At the outset, the Court notes that Electrolux has not waived its right to bring this
12(b)(6) motion. Although Rule 12 requires certain issues to be raised in the first motion,
failure to state a claim is not one of them. See Fed. R. Civ. P 12(h)(1) (identifying only
subsections (b)(2)-(5) as waivable). Much the opposite, failure to state a claim is a
fundamental defense that can be raised even in the middle of trial. See Fed. R. Civ. P.
12(h)(1)(2)(C); Doe v. Columbia-Brazoria Indep. Sch. Dist., 855 F.3d 681, 686 (5th Cir.
2017) (holding that 12(b)(6) motions can be raised successively); Ennenga v. Starns, 677
F.3d 766, 773 (7th Cir. 2012) (same). Consequently, Electrolux is entitled to bring this
Motion to Dismiss even though it could have done so earlier.
Unfortunately, the Court cannot delve too deeply into the merits of the Motion to
Dismiss Count III because the count is too vague to state a clear cause of action. Florida
tort law includes both a strict liability and a negligence version of failure to warn. See
Ferayorni v. Hyundai Motor Co., 711 So. 2d 1167, 1172 (Fla. Dist. Ct. App. 1998). These
are separate causes of action which have their own elements. See Fla. Standard Jury
Instructions in Civil Cases 403.8, 403.10.
But Count III of the Second Amended
Complaint does not clearly allege either strict liability or negligent failure to warn: Count
III is generically labeled “failure to warn.” (Doc. 48 at 11). And, rather than providing
allegations which clearly correspond to the elements of one of the two options, Count III
is rife with conclusory statements not clearly linked to the elements of either tort. (Doc.
48 at 11-12).
Since the Court cannot tell whether Count III is meant to be a claim in negligence,
strict liability, or both, the Court cannot determine whether Count III is just poorly drafted
or an impermissible shotgun pleading. See Weiland v. Palm Beach Cty. Sheriff's Office,
792 F.3d 1313, 1322-23 (11th Cir. 2015) (holding that counts containing multiple causes
of action are shotgun pleadings). And ACIC’s interchangeable use of the two theories in
its Response to the Motion to Dismiss does not instill confidence that only one cause of
action is alleged in Count III. (Doc. 51 at 5). Moreover, the legal standard for nonusers
depends on the type of claim, so the Court needs to know what ACIC intends to assert.

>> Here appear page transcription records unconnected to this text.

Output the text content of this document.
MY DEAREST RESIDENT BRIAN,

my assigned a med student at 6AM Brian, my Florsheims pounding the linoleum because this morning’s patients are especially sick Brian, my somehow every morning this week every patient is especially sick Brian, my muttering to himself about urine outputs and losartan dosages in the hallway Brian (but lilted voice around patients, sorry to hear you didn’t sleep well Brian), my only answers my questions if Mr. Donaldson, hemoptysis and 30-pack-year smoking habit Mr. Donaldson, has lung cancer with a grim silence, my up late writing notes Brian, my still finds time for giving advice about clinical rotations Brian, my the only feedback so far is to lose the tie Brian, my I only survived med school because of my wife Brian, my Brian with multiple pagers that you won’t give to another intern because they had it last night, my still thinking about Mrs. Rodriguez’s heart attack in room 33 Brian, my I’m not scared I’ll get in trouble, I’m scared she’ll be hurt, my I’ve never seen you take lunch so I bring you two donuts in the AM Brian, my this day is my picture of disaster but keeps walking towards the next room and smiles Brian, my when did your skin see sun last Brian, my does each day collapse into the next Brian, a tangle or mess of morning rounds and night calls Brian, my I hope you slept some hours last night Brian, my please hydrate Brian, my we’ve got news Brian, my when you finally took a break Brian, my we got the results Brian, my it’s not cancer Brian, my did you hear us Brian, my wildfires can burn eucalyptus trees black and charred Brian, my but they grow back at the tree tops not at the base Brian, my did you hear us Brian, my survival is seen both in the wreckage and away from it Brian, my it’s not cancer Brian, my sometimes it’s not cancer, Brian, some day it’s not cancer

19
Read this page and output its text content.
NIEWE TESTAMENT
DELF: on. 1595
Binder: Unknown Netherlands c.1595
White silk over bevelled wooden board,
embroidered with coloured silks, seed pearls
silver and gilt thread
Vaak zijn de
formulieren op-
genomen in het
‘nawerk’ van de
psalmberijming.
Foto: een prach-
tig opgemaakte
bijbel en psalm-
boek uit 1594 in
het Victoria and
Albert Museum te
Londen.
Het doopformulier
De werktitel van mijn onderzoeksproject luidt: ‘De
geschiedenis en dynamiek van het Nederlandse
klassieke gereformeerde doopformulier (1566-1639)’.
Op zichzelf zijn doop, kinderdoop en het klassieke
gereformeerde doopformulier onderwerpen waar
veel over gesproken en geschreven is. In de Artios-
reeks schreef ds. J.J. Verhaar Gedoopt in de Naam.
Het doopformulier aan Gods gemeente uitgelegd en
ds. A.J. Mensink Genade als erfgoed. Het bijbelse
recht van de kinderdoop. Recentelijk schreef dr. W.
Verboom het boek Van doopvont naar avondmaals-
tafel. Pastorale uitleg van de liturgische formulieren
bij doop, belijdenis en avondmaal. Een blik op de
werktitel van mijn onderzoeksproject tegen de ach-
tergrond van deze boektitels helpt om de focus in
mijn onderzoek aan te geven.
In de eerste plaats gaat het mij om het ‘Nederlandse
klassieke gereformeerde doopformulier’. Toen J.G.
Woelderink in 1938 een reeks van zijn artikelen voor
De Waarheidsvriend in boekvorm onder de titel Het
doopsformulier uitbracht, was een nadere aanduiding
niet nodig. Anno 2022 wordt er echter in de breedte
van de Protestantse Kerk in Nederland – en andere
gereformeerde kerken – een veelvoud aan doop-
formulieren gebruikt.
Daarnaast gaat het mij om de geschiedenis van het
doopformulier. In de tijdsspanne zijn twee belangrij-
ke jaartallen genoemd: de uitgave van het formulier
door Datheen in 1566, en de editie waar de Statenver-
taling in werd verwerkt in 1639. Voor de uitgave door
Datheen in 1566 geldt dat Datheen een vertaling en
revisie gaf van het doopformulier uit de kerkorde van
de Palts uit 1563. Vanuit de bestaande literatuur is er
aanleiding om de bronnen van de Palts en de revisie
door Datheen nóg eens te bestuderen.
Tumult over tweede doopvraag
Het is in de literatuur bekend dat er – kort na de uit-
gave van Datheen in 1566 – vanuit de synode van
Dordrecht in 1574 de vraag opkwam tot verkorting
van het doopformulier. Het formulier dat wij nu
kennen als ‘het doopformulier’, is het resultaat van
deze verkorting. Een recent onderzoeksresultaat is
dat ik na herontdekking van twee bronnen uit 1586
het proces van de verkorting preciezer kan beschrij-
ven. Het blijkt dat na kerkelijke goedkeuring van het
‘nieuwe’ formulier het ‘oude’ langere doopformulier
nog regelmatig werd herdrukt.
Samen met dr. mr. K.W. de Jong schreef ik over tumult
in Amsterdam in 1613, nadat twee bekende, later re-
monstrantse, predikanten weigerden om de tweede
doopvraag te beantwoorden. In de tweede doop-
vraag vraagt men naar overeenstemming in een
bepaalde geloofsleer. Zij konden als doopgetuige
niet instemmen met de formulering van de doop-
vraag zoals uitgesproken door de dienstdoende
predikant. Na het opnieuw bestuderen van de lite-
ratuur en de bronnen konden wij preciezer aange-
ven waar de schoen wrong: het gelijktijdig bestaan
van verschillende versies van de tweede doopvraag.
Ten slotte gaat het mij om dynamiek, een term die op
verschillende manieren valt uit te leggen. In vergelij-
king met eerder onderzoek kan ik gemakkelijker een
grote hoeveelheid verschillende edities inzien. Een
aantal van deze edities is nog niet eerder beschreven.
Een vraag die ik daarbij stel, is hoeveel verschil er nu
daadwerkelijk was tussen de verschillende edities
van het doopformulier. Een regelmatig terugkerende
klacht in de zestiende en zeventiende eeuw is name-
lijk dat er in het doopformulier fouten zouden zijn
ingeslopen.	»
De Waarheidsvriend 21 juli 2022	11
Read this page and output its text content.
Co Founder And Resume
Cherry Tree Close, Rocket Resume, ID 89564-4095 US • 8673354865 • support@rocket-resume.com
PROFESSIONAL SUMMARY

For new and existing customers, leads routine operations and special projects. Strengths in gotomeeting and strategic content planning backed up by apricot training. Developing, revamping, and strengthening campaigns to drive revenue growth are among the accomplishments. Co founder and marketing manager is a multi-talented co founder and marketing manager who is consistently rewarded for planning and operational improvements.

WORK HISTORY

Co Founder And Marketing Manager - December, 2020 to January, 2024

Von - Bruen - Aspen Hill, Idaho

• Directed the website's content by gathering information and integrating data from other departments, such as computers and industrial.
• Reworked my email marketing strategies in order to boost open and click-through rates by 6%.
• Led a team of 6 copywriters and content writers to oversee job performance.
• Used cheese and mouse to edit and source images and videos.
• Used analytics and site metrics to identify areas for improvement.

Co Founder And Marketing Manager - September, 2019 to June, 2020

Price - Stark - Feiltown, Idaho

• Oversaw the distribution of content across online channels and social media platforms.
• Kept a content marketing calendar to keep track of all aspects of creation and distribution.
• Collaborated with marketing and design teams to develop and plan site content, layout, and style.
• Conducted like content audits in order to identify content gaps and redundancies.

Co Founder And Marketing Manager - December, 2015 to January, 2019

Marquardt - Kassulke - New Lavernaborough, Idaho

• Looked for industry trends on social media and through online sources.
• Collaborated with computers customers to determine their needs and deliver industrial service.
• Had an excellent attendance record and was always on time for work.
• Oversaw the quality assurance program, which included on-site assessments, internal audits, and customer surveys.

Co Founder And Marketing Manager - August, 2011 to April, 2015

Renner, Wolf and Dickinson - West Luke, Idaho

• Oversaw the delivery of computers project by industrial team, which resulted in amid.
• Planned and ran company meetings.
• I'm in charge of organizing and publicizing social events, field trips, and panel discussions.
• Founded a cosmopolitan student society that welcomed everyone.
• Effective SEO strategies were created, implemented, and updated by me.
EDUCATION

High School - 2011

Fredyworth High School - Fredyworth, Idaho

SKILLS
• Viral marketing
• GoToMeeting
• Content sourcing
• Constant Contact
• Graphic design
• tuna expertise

See, e.g., West v. Caterpillar Tractor Co., 336 So. 2d 80, 89 (Fla. 1976) (adopting the
Second Restatement’s formulation of strict liability and extending it to foreseeable
bystanders). Therefore, the Court grants Electrolux’s Motion to Dismiss Count III as to
ACIC with leave to amend to address these deficiencies.
Accordingly, it is now
Defendant Electrolux Home Products Inc.’s Motion to Dismiss Second
Amended Complaint (Doc. 49) is GRANTED.
Counts I-III of the Second Amended Complaint (Doc. 48) as to FedNat
Insurance Company are DISMISSED without prejudice to filing a Third Amended
Complaint substituting Denise Talt, Todd Leutz, and Cathleen Leutz for FedNat Insurance
The Clerk is directed to terminate FedNat Insurance Company as a
Count III as to American Coastal Insurance Company, as subrogee of Eagle
Ridge Condominium Association, Inc., is DISMISSED without prejudice to filing a Third
Amended Complaint consistent with this Opinion and Order by October 23, 2019.
DONE and ORDERED in Fort Myers, Florida this 9th day of October, 2019.